Que cette première bouffée est bonne ! On en tire une deuxième, et c’est alors que se produit immanquablement la catastrophe : des braises incandescentes s’échappent de la cigarette et s’étalent sur la belle feuille de calque, chargée parfois du labeur de plusieurs jours. Dans le meilleur des cas, quelques petites cloques orneront le papier, parfois quelques trous bordés de noir et plus ou moins grands signeront le travail du dessinateur.

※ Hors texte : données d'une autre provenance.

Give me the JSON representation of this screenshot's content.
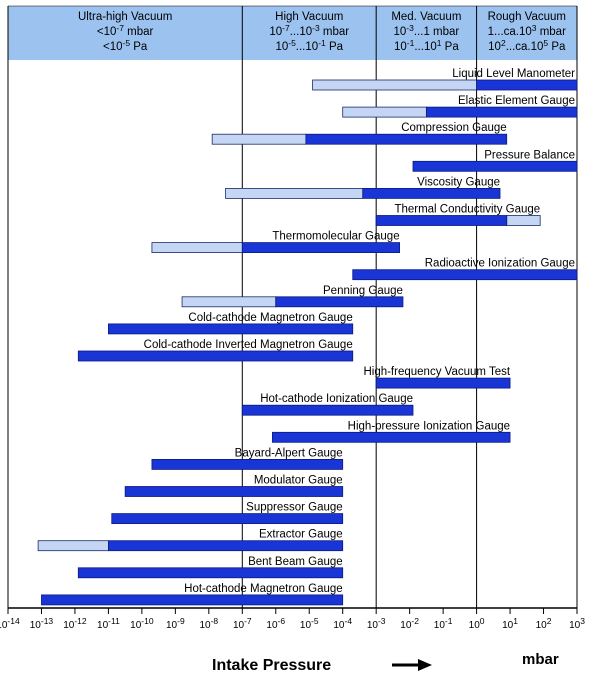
{
  "chart_data": {
    "type": "range-bar",
    "title": "",
    "xlabel": "Intake Pressure",
    "unit": "mbar",
    "x_scale": "log10",
    "x_range": [
      -14,
      3
    ],
    "tick_labels": [
      "10-14",
      "10-13",
      "10-12",
      "10-11",
      "10-10",
      "10-9",
      "10-8",
      "10-7",
      "10-6",
      "10-5",
      "10-4",
      "10-3",
      "10-2",
      "10-1",
      "100",
      "101",
      "102",
      "103"
    ],
    "colors": {
      "header_bg": "#9cc3f0",
      "dark_bar": "#1a35d6",
      "light_bar": "#c4d6f3",
      "divider": "#000000"
    },
    "regions": [
      {
        "name": "Ultra-high Vacuum",
        "line1": "<10-7 mbar",
        "line2": "<10-5 Pa",
        "from": -14,
        "to": -7
      },
      {
        "name": "High Vacuum",
        "line1": "10-7...10-3 mbar",
        "line2": "10-5...10-1 Pa",
        "from": -7,
        "to": -3
      },
      {
        "name": "Med. Vacuum",
        "line1": "10-3...1 mbar",
        "line2": "10-1...101 Pa",
        "from": -3,
        "to": 0
      },
      {
        "name": "Rough Vacuum",
        "line1": "1...ca.103 mbar",
        "line2": "102...ca.105 Pa",
        "from": 0,
        "to": 3
      }
    ],
    "gauges": [
      {
        "name": "Liquid Level Manometer",
        "light": [
          -4.9,
          0
        ],
        "dark": [
          0,
          3
        ]
      },
      {
        "name": "Elastic Element Gauge",
        "light": [
          -4,
          -1.5
        ],
        "dark": [
          -1.5,
          3
        ]
      },
      {
        "name": "Compression Gauge",
        "light": [
          -7.9,
          -5.1
        ],
        "dark": [
          -5.1,
          0.9
        ]
      },
      {
        "name": "Pressure Balance",
        "light": null,
        "dark": [
          -1.9,
          3
        ]
      },
      {
        "name": "Viscosity Gauge",
        "light": [
          -7.5,
          -3.4
        ],
        "dark": [
          -3.4,
          0.7
        ]
      },
      {
        "name": "Thermal Conductivity Gauge",
        "light": [
          0.9,
          1.9
        ],
        "dark": [
          -3,
          0.9
        ]
      },
      {
        "name": "Thermomolecular Gauge",
        "light": [
          -9.7,
          -7
        ],
        "dark": [
          -7,
          -2.3
        ]
      },
      {
        "name": "Radioactive Ionization Gauge",
        "light": null,
        "dark": [
          -3.7,
          3
        ]
      },
      {
        "name": "Penning Gauge",
        "light": [
          -8.8,
          -6
        ],
        "dark": [
          -6,
          -2.2
        ]
      },
      {
        "name": "Cold-cathode Magnetron Gauge",
        "light": null,
        "dark": [
          -11,
          -3.7
        ]
      },
      {
        "name": "Cold-cathode Inverted Magnetron Gauge",
        "light": null,
        "dark": [
          -11.9,
          -3.7
        ]
      },
      {
        "name": "High-frequency Vacuum Test",
        "light": null,
        "dark": [
          -3,
          1
        ]
      },
      {
        "name": "Hot-cathode Ionization Gauge",
        "light": null,
        "dark": [
          -7,
          -1.9
        ]
      },
      {
        "name": "High-pressure Ionization Gauge",
        "light": null,
        "dark": [
          -6.1,
          1
        ]
      },
      {
        "name": "Bayard-Alpert Gauge",
        "light": null,
        "dark": [
          -9.7,
          -4
        ]
      },
      {
        "name": "Modulator Gauge",
        "light": null,
        "dark": [
          -10.5,
          -4
        ]
      },
      {
        "name": "Suppressor Gauge",
        "light": null,
        "dark": [
          -10.9,
          -4
        ]
      },
      {
        "name": "Extractor Gauge",
        "light": [
          -13.1,
          -11
        ],
        "dark": [
          -11,
          -4
        ]
      },
      {
        "name": "Bent Beam Gauge",
        "light": null,
        "dark": [
          -11.9,
          -4
        ]
      },
      {
        "name": "Hot-cathode Magnetron Gauge",
        "light": null,
        "dark": [
          -13,
          -4
        ]
      }
    ]
  }
}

A chaque fois, un geste brusque de balayage du revers de la main chassera les braises et sera accompagné d’un juron.
C’est ainsi qu’au cours d’une de nos pauses cigarettes des premiers jours, il me dit :
« Nous n’avons pas parlé de l’Algérie jusqu’à maintenant, mais il faut que tu connaisses mon opinion par rapport à ces évènements. »
Il m’explique alors qu’il est pour des négociations de paix avec le FLN, qu’il lit Témoignage Chrétien chaque semaine, lequel a révélé que l’armée française torture, déplace les populations et les maintient dans un état de terreur permanente, comme ne manque pas de le faire les fellaghas de leur côté. Pour lui, ce n’est pas acceptable. Il ajoute qu’en tant que militant syndical, il ne peut être que pour la paix et la liberté des peuples et des individus.
« Nous menons là-bas une guerre impérialiste.»
« Tu sais, rajoute René, le « Général » est au pouvoir, il a peut-être sauvé la France autrefois, mais c’est avant tout un militaire mis en place par les pieds noirs, les militaires et des politiques impuissants. C’est probablement dangereux pour la démocratie et syndicalement on veille au grain. »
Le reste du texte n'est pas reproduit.